Yesterday it was announced that the government is withdrawing all funding for book-gifting programmes. These programmes give books to children, get them interested in reading and help them find a way into self directed learning. It is not a programme that is losing money - they turn £13 million from the government into £56 million in terms of sponsorship to help the scheme run. So it seems like they use government funds efficiently to do a job that is worth doing. In terms of the nation as a whole £13 million to provide free books to schoolchildren is chicken feed, but this gets cut.

So we have free school meals significantly reduced, EMA cut, free books cut, Connexions services designed to help those young people not in education, employment or training (a number set to rise in this climate) cut, ring fencing of local government money for children's services and education removed, and funding to the poorest local authorities cut the most.

Theoretically devolved decision making could work. However it needs to be run effectively. So schools need to know what their special needs budgets should be if they are to set them, and many do not, in fact what we have is the worst of both worlds where they have the "freedom" to determine thier own budgets but no support - just stringent checks on the number of sick days teachers take under the proposals.

Please don't even get me started on the health "reforms" which take no account of teh fact that in seven years of trianing GPs get no training in budgeting, do not properly allow for sufficient oversight of the practice of doctors (and area the NHS and GMC have been working on for years now to ensure proper regulation) and which neglect all the work done by the NHS in the past few years to ensure more efficient procurement practices. Devolved units can't make the same mass puchasing savings as a PCT. Again there is a principle that can be argued is correct but the implementation is foolish and rushed.

I genuinely am scared for the future. If people argue (and they do) that the Thatcher generation are self motivated, individualistic and materialistic (those that were children more than those that were older and protested)- where do we see the generation born under this?

Wednesday, 8 December 2010

You fall for everything

This post is brought to you by the words "despair" and "anager"

So times are tight. Cuts to change the nature of society are happening left, right and centre (though mostly the last two cutting the first). So what about organisations and businesses that are feeling the pinch? Well it seems that they are taking the same short sighted tack, I've seen before and will see many times again.

Let's take as an example a small enterprise, with 90 people, ranging from a Chief Executive and board of directors, via some high paid senior members of staff, some less high paid less senior members of staff, some administrators and down to the junior staff. For the sake of argument let's make this a not for profit organisation.

This not for profit private company tended to earn money from big government contracts but now the government has stopped ordering from it and so has local government. It has an expensive office space which needs at least one full time receptionist.

So who do you cut out?

Do you cut out the specialists who have specialisms that are no longer called for and who are bringing in no money (despite contracts saying they must) and who cost a lot in terms of payroll?
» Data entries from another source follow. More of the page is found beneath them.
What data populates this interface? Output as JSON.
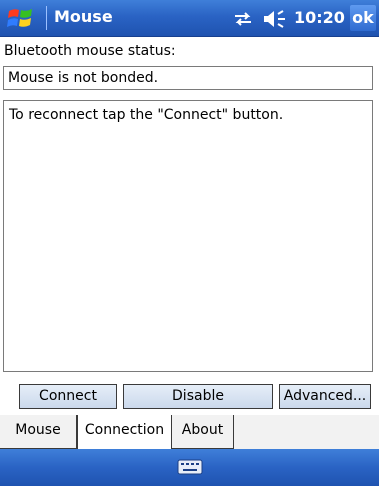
{
  "titlebar": {
    "title": "Mouse",
    "time": "10:20",
    "ok_label": "ok",
    "icons": [
      "windows-start-icon",
      "sync-icon",
      "speaker-icon"
    ]
  },
  "status": {
    "label": "Bluetooth mouse status:",
    "value": "Mouse is not bonded."
  },
  "message": {
    "text": "To reconnect tap the \"Connect\" button."
  },
  "buttons": {
    "connect": "Connect",
    "disable": "Disable",
    "advanced": "Advanced..."
  },
  "tabs": [
    {
      "label": "Mouse",
      "active": false
    },
    {
      "label": "Connection",
      "active": true
    },
    {
      "label": "About",
      "active": false
    }
  ],
  "bottombar": {
    "icons": [
      "keyboard-icon"
    ]
  },
  "colors": {
    "bar_blue": "#2a63c4",
    "button_fill": "#d8e4f3"
  }
}
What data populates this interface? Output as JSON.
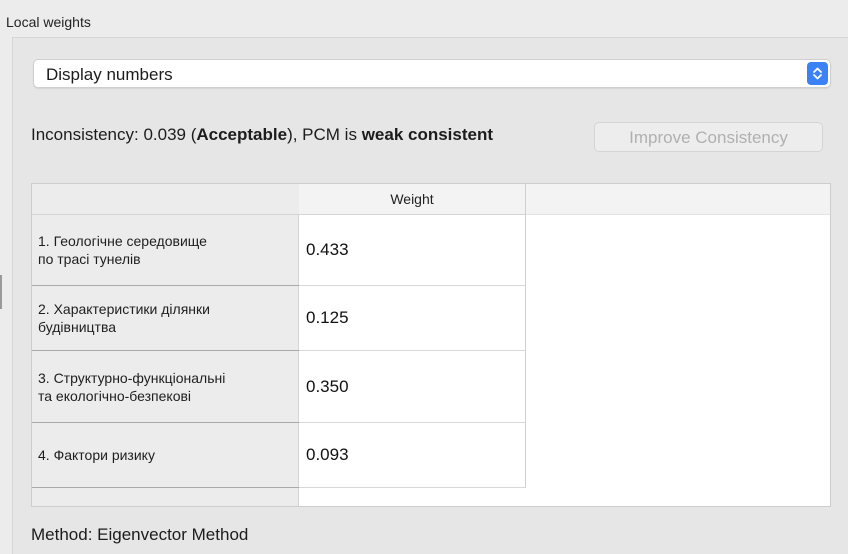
{
  "panel": {
    "title": "Local weights"
  },
  "display_select": {
    "selected": "Display numbers"
  },
  "consistency": {
    "prefix": "Inconsistency: 0.039 (",
    "status": "Acceptable",
    "middle": "), PCM is ",
    "level": "weak consistent",
    "improve_button": "Improve Consistency"
  },
  "table": {
    "column_header": "Weight",
    "rows": [
      {
        "label": "1. Геологічне середовище\nпо трасі тунелів",
        "weight": "0.433"
      },
      {
        "label": "2. Характеристики ділянки\nбудівництва",
        "weight": "0.125"
      },
      {
        "label": "3. Структурно-функціональні\nта екологічно-безпекові",
        "weight": "0.350"
      },
      {
        "label": "4. Фактори ризику",
        "weight": "0.093"
      }
    ]
  },
  "method": {
    "text": "Method: Eigenvector Method"
  },
  "colors": {
    "accent": "#3b82f6",
    "disabled_text": "#b0b0b0"
  }
}
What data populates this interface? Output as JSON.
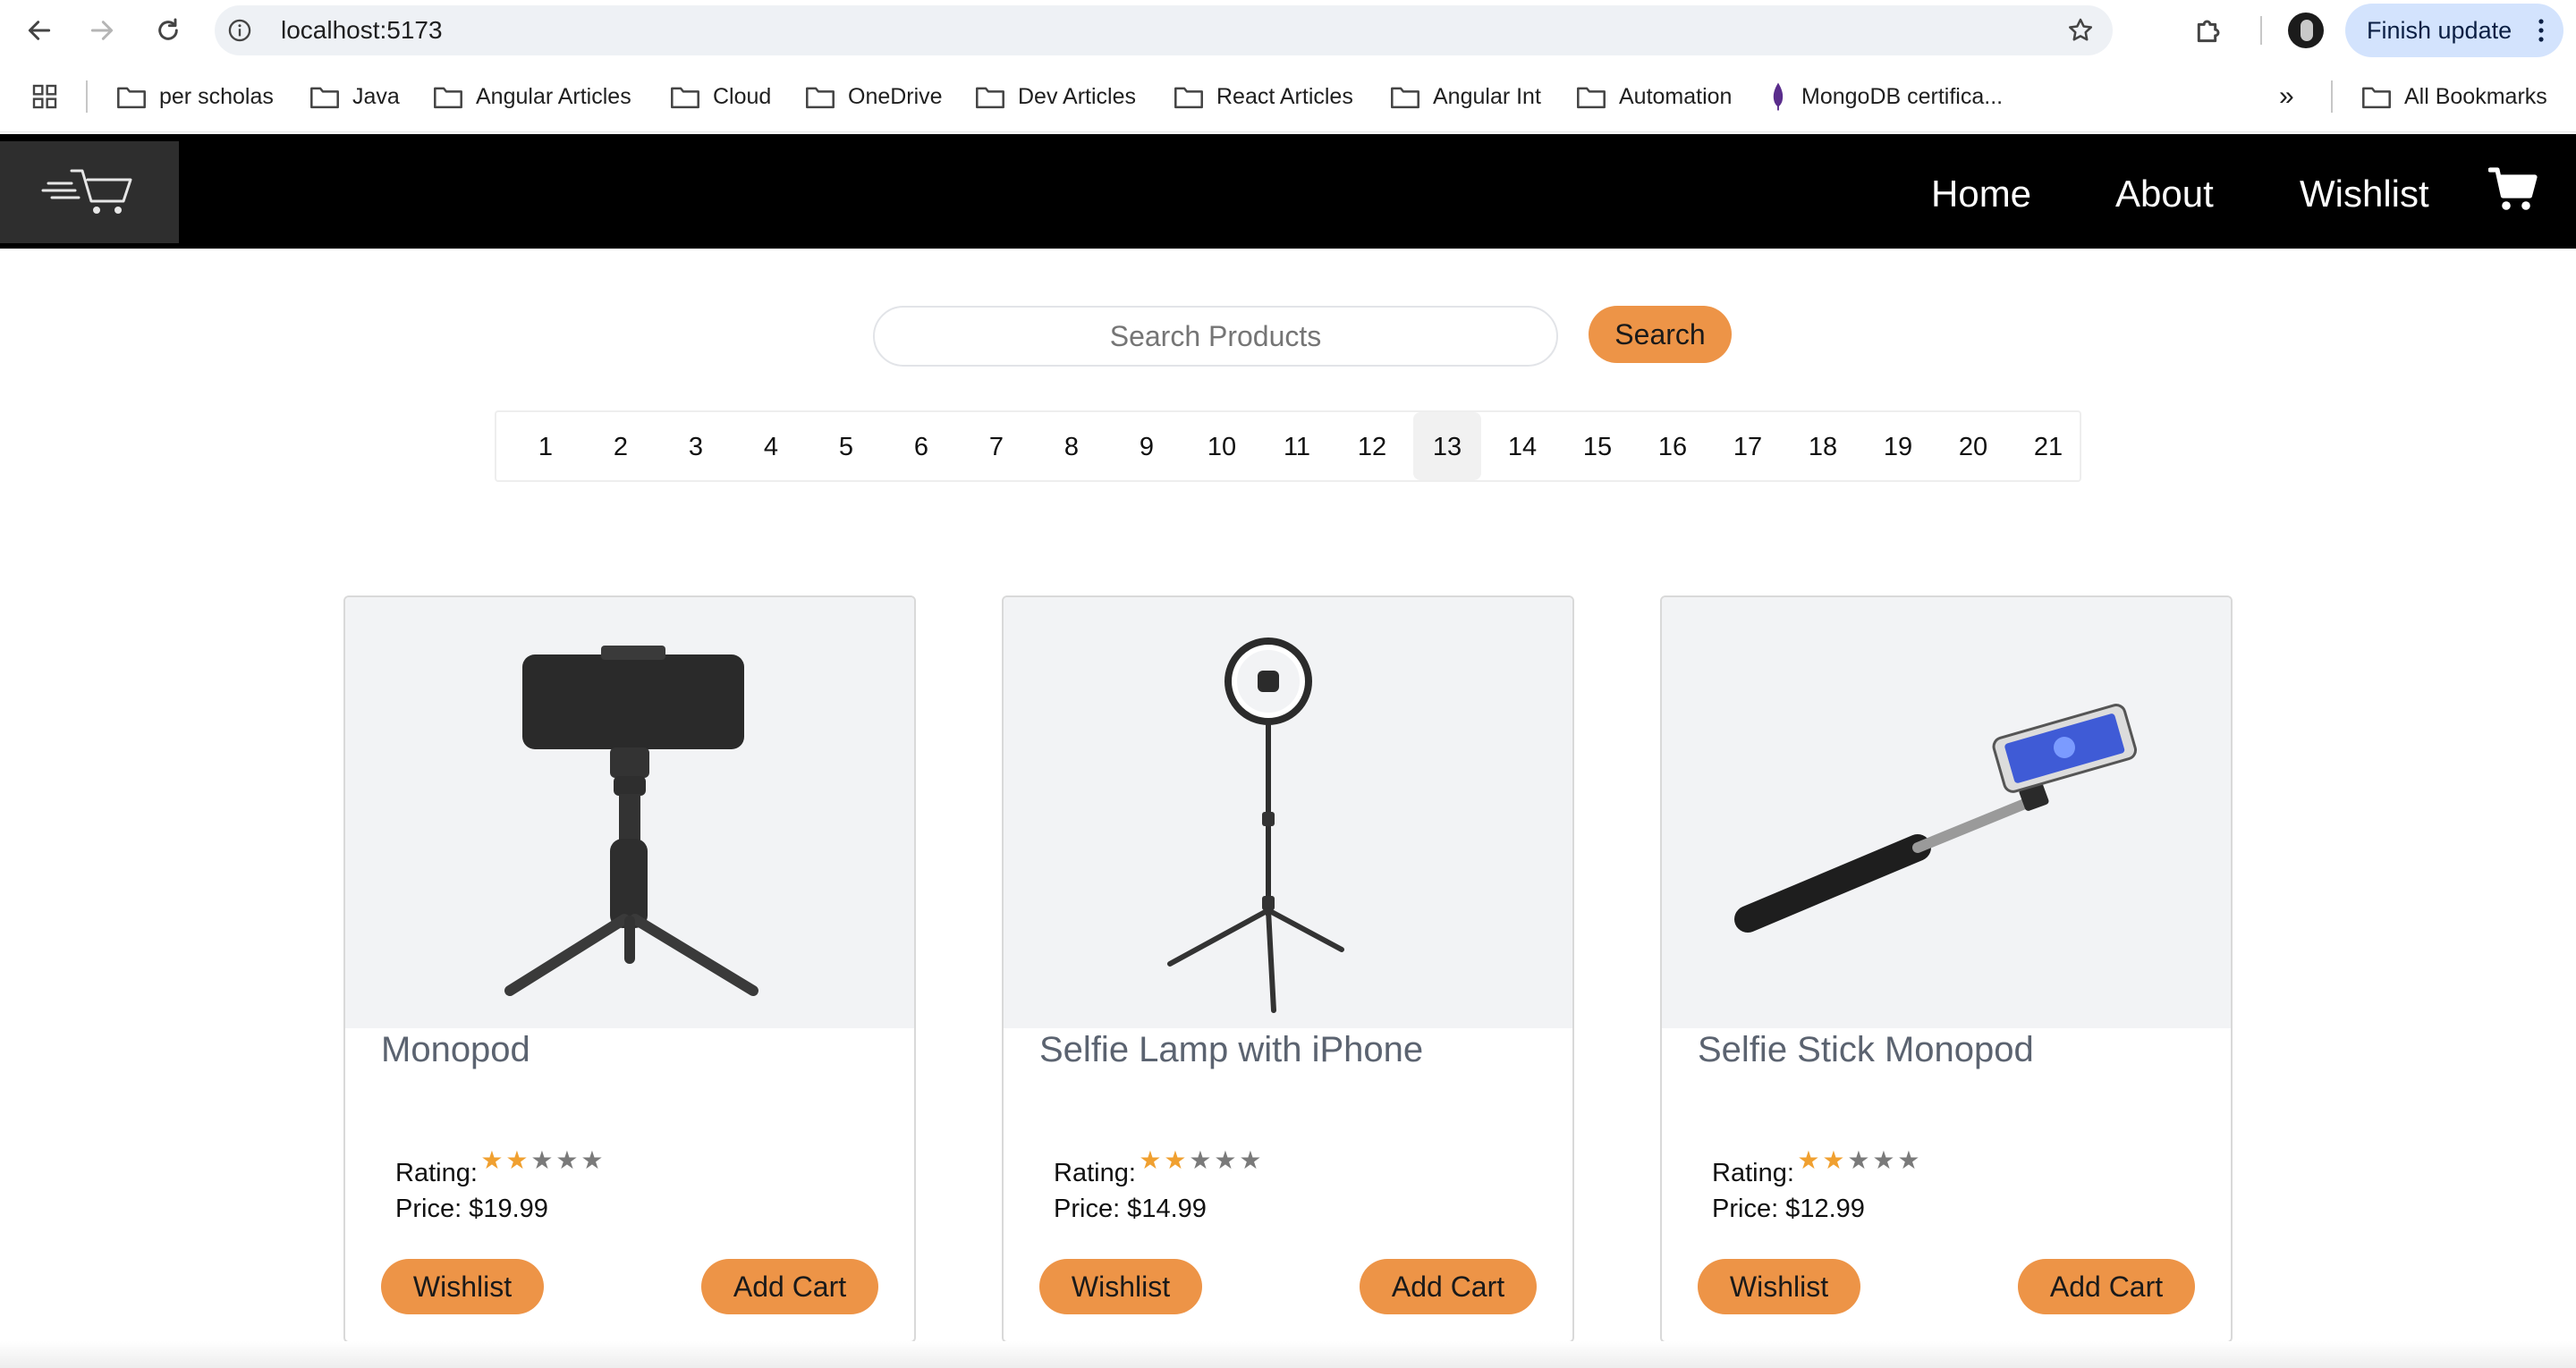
{
  "browser": {
    "url": "localhost:5173",
    "finish_update_label": "Finish update",
    "bookmarks": [
      {
        "label": "per scholas",
        "icon": "folder-icon"
      },
      {
        "label": "Java",
        "icon": "folder-icon"
      },
      {
        "label": "Angular Articles",
        "icon": "folder-icon"
      },
      {
        "label": "Cloud",
        "icon": "folder-icon"
      },
      {
        "label": "OneDrive",
        "icon": "folder-icon"
      },
      {
        "label": "Dev Articles",
        "icon": "folder-icon"
      },
      {
        "label": "React Articles",
        "icon": "folder-icon"
      },
      {
        "label": "Angular Int",
        "icon": "folder-icon"
      },
      {
        "label": "Automation",
        "icon": "folder-icon"
      },
      {
        "label": "MongoDB certifica...",
        "icon": "mongodb-leaf-icon"
      }
    ],
    "overflow_label": "»",
    "all_bookmarks_label": "All Bookmarks"
  },
  "header": {
    "nav": {
      "home": "Home",
      "about": "About",
      "wishlist": "Wishlist"
    },
    "cart_icon": "shopping-cart-icon"
  },
  "search": {
    "placeholder": "Search Products",
    "button_label": "Search"
  },
  "pagination": {
    "pages": [
      "1",
      "2",
      "3",
      "4",
      "5",
      "6",
      "7",
      "8",
      "9",
      "10",
      "11",
      "12",
      "13",
      "14",
      "15",
      "16",
      "17",
      "18",
      "19",
      "20",
      "21"
    ],
    "current": "13"
  },
  "colors": {
    "accent": "#ed9447",
    "header_bg": "#000000",
    "star_filled": "#f0a030",
    "star_empty": "#7a7a7a"
  },
  "products": [
    {
      "name": "Monopod",
      "rating_label": "Rating:",
      "rating": 2,
      "max_rating": 5,
      "price_label": "Price: $19.99",
      "wishlist_label": "Wishlist",
      "cart_label": "Add Cart",
      "image": "tripod-with-phone"
    },
    {
      "name": "Selfie Lamp with iPhone",
      "rating_label": "Rating:",
      "rating": 2,
      "max_rating": 5,
      "price_label": "Price: $14.99",
      "wishlist_label": "Wishlist",
      "cart_label": "Add Cart",
      "image": "ring-light-tripod"
    },
    {
      "name": "Selfie Stick Monopod",
      "rating_label": "Rating:",
      "rating": 2,
      "max_rating": 5,
      "price_label": "Price: $12.99",
      "wishlist_label": "Wishlist",
      "cart_label": "Add Cart",
      "image": "selfie-stick-with-phone"
    }
  ]
}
Or do you make strategic decisions about the future of the business and make posts redundant based on that?

Or do you make the "strategic" decision to make redundant the lowest paid and least likely to be in a Union/make a fuss. The ones who you feel no real short term hit from as their redundancy settlement is negligibility despite being with the company since the start.

Obviously you take option 3 and then get confused when the top heavy organisation you created falls over.

Cut off the legs and what have you got to stand on?

And this is happening at every level, local authorities, universities, management consultancies. This is hitting the poorest, and then when they are down the housing, welfare, health and education reforms will take it in turns to kick them further into the gutter.